Question: Why is Martha Stewart's insider trading only bad because it is prohibited? I thought that capitalism needed a free and open market with multiple buyers and sellers or else the market function itself would be in danger; buyers and sellers could not trust it. Insider trading destroys that market function and seems therefore bad in itself.

Answer: First, Martha Stewart was not convicted of insider trading. She was convicted of lying to federal law-enforcement agents. However, the underlying reason for her prosecution was an accusation of insider trading.

The whole episode was a disgraceful abuse of governmental authority.

Martha Stewart

Now, here is an Objectivist view of insider trading laws:

It is considered "insider trading" when a person with access to internal information of a firm uses that information to profit in the marketplace before the information is made public.

Does insider trading interfere with the free market? In the broad sense, what traders and arbitrageurs do is act on private information to make money in a public market. It is a truism of financial economics that if two parties are trading solely for the sake of profit, then each of them acts on the assumption that he knows something the other one does not. In fact, the act of trading reveals that there is private information that someone thinks bears on the trade.

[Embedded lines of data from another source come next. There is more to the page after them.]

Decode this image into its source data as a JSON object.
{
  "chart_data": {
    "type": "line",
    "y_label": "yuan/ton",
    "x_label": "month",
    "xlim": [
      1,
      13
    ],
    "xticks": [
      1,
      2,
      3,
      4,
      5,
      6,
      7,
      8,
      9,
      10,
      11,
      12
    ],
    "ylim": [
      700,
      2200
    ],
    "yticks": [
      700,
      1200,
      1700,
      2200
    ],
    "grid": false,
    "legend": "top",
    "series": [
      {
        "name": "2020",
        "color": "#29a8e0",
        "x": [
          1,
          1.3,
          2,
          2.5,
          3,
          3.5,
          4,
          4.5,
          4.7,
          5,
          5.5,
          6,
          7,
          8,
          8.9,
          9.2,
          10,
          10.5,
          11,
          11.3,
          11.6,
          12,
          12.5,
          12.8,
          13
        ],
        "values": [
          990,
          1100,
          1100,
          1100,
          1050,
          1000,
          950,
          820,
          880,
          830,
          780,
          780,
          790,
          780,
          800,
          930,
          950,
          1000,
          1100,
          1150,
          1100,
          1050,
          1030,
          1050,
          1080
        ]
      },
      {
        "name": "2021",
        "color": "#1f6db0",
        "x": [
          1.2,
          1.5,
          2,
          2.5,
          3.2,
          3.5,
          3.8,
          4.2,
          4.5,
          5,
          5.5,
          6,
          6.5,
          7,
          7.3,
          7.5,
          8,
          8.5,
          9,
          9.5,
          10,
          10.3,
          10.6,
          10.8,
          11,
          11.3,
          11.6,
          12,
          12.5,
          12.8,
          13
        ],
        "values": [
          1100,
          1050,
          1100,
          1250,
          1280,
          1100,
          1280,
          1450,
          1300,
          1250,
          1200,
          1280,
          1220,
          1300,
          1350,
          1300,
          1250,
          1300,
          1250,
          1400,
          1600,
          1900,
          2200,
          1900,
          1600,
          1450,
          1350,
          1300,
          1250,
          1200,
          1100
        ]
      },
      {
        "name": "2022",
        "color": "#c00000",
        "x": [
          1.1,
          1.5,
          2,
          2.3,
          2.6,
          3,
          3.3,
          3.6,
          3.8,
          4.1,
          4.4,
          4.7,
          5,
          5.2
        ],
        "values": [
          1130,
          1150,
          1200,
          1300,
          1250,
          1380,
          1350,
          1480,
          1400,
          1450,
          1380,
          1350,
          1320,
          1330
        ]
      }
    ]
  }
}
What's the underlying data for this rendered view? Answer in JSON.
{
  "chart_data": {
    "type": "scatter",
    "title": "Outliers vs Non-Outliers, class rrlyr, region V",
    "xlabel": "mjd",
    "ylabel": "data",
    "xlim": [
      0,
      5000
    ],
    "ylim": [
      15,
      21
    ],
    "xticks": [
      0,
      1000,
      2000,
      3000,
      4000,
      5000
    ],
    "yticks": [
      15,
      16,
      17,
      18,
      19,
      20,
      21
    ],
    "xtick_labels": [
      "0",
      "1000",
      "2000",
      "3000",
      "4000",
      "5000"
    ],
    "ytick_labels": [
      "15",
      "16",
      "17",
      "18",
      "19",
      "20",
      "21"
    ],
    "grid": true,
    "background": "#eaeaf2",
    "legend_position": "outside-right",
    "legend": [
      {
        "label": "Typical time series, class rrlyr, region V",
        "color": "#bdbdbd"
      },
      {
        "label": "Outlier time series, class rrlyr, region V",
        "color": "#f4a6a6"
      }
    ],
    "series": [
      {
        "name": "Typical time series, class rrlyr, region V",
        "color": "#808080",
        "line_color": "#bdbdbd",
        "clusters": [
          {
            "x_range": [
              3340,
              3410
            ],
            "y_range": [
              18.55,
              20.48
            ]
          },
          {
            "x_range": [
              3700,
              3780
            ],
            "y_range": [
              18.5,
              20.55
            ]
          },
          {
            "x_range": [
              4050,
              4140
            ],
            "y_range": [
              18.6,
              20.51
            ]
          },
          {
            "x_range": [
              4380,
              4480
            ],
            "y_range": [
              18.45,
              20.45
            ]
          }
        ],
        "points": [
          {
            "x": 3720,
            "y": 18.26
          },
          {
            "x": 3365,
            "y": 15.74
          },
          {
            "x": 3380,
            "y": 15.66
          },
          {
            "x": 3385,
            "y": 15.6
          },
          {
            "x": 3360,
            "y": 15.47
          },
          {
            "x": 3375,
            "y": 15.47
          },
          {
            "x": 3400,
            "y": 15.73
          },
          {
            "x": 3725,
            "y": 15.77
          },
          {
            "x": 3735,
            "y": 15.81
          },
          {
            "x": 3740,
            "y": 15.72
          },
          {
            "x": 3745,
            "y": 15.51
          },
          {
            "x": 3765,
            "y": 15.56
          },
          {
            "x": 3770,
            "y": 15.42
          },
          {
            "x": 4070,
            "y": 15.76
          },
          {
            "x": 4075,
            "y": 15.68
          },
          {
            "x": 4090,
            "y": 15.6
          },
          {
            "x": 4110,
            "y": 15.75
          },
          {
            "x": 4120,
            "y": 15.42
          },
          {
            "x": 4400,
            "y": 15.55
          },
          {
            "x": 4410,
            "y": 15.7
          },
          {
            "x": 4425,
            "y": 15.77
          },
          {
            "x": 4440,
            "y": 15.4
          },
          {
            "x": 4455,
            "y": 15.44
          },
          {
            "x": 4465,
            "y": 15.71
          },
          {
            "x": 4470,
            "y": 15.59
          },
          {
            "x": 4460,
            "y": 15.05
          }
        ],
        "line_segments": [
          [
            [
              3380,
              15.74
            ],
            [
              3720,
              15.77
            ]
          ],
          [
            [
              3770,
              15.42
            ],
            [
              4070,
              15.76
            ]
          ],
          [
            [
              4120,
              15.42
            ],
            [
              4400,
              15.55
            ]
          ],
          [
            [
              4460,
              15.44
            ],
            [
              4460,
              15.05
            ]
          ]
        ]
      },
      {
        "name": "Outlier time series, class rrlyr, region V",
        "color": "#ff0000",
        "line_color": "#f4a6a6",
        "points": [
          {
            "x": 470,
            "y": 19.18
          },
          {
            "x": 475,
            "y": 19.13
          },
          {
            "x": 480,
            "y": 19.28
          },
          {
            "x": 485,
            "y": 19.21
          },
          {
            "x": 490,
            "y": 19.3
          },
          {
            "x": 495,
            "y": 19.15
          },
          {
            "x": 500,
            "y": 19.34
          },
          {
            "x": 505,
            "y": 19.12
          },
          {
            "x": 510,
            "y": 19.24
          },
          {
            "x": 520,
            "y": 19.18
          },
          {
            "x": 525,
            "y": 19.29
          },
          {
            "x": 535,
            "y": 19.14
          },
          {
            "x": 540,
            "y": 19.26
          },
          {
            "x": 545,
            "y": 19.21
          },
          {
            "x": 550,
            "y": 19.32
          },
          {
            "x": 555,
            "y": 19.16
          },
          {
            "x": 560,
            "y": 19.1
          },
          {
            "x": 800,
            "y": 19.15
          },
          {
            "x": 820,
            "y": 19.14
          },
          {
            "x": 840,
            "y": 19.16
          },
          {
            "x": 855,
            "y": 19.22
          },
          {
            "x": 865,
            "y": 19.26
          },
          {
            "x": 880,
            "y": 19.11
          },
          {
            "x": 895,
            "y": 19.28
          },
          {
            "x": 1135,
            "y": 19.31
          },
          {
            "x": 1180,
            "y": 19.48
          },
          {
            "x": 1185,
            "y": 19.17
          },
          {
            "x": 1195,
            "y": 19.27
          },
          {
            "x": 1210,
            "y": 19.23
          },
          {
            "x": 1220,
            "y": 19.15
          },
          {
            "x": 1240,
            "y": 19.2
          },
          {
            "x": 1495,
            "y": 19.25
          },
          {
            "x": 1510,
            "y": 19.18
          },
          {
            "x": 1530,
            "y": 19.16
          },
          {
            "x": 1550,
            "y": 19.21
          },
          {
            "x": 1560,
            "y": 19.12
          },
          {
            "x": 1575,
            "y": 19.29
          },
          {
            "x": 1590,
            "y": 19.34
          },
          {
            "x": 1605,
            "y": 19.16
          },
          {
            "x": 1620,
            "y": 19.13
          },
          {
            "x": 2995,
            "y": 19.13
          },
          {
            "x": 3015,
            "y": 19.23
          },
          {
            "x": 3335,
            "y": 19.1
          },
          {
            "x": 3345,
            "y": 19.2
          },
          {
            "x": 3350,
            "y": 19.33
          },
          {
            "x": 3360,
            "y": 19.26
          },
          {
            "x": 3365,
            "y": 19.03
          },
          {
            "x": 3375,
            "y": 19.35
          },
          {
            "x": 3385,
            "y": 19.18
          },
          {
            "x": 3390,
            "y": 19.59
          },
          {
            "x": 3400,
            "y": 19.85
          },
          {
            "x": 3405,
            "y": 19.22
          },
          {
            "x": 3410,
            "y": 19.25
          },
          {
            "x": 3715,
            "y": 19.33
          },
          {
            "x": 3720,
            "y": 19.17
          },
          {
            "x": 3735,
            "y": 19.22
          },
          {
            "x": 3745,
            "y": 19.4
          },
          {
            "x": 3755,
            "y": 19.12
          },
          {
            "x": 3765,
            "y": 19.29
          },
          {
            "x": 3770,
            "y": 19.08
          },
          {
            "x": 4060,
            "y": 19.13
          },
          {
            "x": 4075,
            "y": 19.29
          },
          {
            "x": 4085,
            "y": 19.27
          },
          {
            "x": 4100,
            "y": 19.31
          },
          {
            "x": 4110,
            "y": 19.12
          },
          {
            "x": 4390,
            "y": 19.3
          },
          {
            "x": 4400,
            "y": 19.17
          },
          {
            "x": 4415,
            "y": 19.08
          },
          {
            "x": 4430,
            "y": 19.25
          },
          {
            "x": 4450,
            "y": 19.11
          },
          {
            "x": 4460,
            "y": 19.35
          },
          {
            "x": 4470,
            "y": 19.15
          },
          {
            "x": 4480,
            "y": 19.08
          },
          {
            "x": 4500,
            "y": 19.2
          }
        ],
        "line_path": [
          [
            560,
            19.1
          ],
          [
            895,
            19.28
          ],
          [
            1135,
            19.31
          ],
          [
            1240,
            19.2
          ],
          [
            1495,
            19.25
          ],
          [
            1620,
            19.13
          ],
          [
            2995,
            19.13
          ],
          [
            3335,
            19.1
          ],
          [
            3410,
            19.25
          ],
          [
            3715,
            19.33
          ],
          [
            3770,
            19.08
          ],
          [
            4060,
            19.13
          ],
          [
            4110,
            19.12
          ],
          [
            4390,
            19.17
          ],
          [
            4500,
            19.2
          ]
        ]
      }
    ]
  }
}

(Now, in actual markets, people trade for many reasons besides expected profit maximization in the traded asset. They sell for liquidity, or to pay out retirement savings, or to make a big purchase like buying a home, for example. So some trades would take place even in the absence of private information.)

In the broad sense, then the market exists to allow people with private knowledge to trade. The idea that there must be a "level playing field" in the financial marketplace, or "equal opportunity" for the ignorant, irrational, or mis-informed, contradicts the purpose of the market. Truthful information is expensive to obtain; as no one has the right to the fruits of another's labor, no one has the right to demand the product of one person's research and judgment for free. In this sense, insider trader laws are unjust. In acting on the best information she could learn, Martha Stewart was simply acting as a rational trader. If our laws truly reflected respect for laissez-faire capitalism, traders like Stewart could never be prosecuted.

Martha Stewart was not, however, alleged to be the "insider" in her case.

The insider was Sam Waksal, the CEO of Imclone Systems. Because Imclone is a publicly traded joint-stock company, the legal obligations of Waksal were quite different from those of Stewart. Even under laissez-faire, an employee would have fiduciary and contractual responsibilities to his firm. Under laissez-faire, those responsibilities would probably not be defined by statute, but would depend on the contracts of the particular firms. But since joint-stock investors count on the ability to trade their securities easily, they would have good reason to endorse something like the information-publishing requirements that the SEC and corporation law currently place on public corporations. There would probably be uniform contracts for corporations. The owners of Imclone would have had every right to sue Waksal for violation of contract and failure to fulfill his fiduciary obligations.